The duo blasted off from Kazakhstan's Baikonur Cosmodrome aboard the Russian Soyuz MS-10 spacecraft.

It was the first serious launch problem experienced by a manned Soyuz space mission since 1983 when a fire broke out at the base of the booster rocket while the crew was preparing for lift-off.

Search and rescue crews were sent to the site of the emergency landing.

After the booster failed, Ovchinin and Hague were forced to make a ballistic descent, coming back to the ground at a sharper angle than normal and causing higher gravitational forces on their bodies.

The failure is a setback for the Russian space program and the latest in a string of mishaps.

Kremlin spokesman Dmitry Peskov said he expected Russian President Vladimir Putin would be briefed on the incident. The crew endured higher than normal G-force, but Russian and USA space officials said they were in good condition.

NASA coordinated a private event at Peabody's Coneburg Inn exclusively for Hague's extended family, sending astronaut Victor Glover to be a personal envoy to the family there.

A United States astronaut and a Russian cosmonaut are alive after a failure during a mission to the International Space Station.

NASA astronaut Nick Hague and Roscosmos cosmonaut Alexey Ovchinin, members of the International Space Station expedition 57/58, board the Soyuz MS-10 spacecraft prior to launch.

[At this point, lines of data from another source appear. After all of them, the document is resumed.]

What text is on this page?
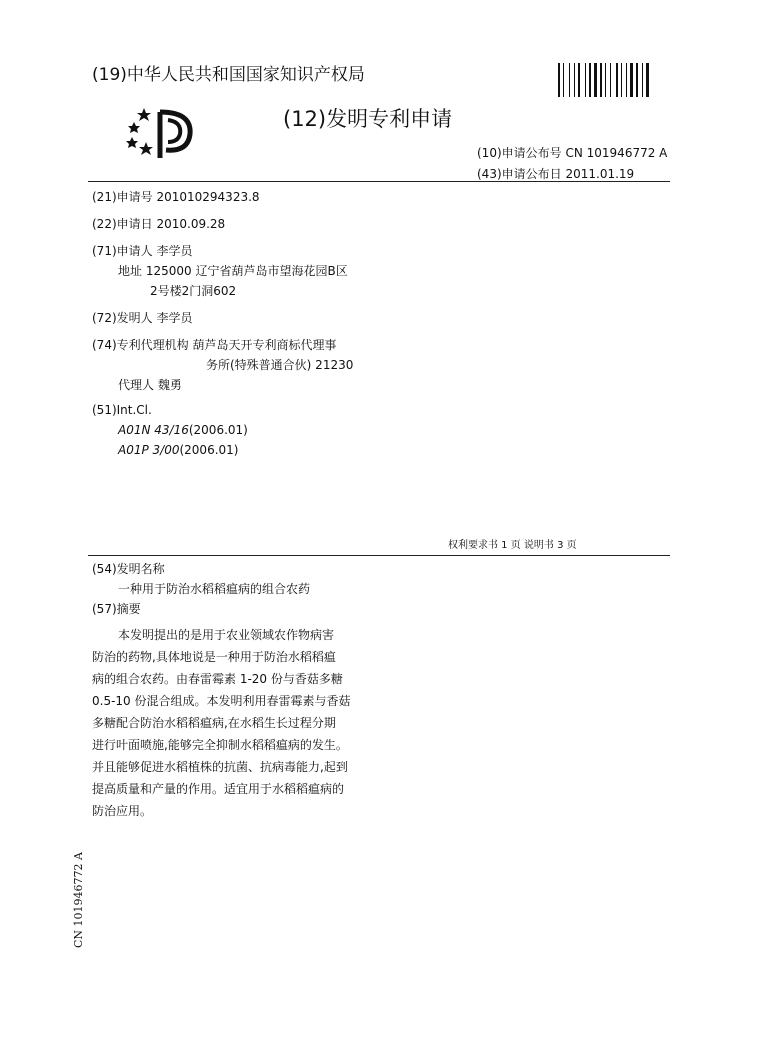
(19)中华人民共和国国家知识产权局
(12)发明专利申请
(10)申请公布号 CN 101946772 A
(43)申请公布日 2011.01.19
(21)申请号 201010294323.8
(22)申请日 2010.09.28
(71)申请人 李学员
地址 125000 辽宁省葫芦岛市望海花园B区
2号楼2门洞602
(72)发明人 李学员
(74)专利代理机构 葫芦岛天开专利商标代理事
务所(特殊普通合伙) 21230
代理人 魏勇
(51)Int.Cl.
A01N 43/16(2006.01)
A01P 3/00(2006.01)
权利要求书 1 页 说明书 3 页
(54)发明名称
一种用于防治水稻稻瘟病的组合农药
(57)摘要
本发明提出的是用于农业领域农作物病害
防治的药物,具体地说是一种用于防治水稻稻瘟
病的组合农药。由春雷霉素 1-20 份与香菇多糖
0.5-10 份混合组成。本发明利用春雷霉素与香菇
多糖配合防治水稻稻瘟病,在水稻生长过程分期
进行叶面喷施,能够完全抑制水稻稻瘟病的发生。
并且能够促进水稻植株的抗菌、抗病毒能力,起到
提高质量和产量的作用。适宜用于水稻稻瘟病的
防治应用。
CN 101946772 A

According to Nasa, initial reports are that the crew landed in good condition and got in contact with the space agency.

It's obviously worth noting that the Soyuz rocket is a completely separate piece of hardware from the Soyuz crew capsule, and something like the hole found in the crew capsule now attached to the International Space Station couldn't possibly result in a failure of a rocket booster.

Rogozin said at the time that the problem with the launch of the 2.6 billion-rouble ($39.02 million) satellite had been due to an embarrassing programming error.

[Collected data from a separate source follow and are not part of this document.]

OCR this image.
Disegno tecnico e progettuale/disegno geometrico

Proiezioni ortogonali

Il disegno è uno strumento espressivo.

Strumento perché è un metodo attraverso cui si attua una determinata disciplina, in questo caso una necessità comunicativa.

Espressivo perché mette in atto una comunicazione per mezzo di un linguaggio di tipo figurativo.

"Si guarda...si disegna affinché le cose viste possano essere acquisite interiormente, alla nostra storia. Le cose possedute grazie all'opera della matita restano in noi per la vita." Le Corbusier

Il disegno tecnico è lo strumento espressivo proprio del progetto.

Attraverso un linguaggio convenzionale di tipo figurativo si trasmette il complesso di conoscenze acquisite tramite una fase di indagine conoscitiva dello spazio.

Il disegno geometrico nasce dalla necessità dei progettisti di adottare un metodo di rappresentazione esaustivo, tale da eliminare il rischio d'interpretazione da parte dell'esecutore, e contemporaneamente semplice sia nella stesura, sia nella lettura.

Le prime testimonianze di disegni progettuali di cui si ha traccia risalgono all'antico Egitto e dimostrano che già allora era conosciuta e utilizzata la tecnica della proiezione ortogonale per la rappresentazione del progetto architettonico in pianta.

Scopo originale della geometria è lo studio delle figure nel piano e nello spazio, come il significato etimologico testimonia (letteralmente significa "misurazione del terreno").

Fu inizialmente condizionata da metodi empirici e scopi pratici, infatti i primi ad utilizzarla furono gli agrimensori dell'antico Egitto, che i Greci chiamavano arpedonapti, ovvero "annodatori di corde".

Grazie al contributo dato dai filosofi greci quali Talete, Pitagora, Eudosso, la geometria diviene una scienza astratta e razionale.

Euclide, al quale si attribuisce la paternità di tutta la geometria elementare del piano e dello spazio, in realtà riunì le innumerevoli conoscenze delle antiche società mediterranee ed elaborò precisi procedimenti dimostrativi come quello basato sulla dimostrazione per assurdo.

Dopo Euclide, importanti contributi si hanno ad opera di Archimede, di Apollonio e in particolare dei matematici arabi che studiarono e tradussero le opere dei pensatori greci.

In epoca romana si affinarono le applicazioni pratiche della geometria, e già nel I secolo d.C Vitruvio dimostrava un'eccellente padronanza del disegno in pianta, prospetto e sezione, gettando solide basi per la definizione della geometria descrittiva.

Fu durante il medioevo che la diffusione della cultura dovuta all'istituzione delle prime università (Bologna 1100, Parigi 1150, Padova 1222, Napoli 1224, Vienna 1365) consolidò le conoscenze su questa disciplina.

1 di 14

"Astronaut Nick Hague of NASA and cosmonaut Alexey Ovchinin of the Russian space agency Roscosmos launched at 4:40 a.m". The space station and its crew depend heavily on missions supported by the rocket.

The head of Russia's top space medicine center says that two astronauts from the US and Russian Federation are feeling good after an emergency landing.

Ovchinin spent six months on the station in 2016.

NASA says two astronauts from the US and Russian Federation will be flown to Moscow after they made an emergency landing.

NASA chief Jim Bridenstine said his team is working with their Russian counterparts.

Soyuz is one of the oldest rocket designs but also one of the safest.

Russian space officials have said they are investigating whether a hole that caused an oxygen leak on the ISS was drilled deliberately by astronauts. NASA's own transportation system, the commercial crew vehicles under development by SpaceX and Boeing, have yet to take uncrewed test flights to the station, and those are unlikely to occur before early 2019.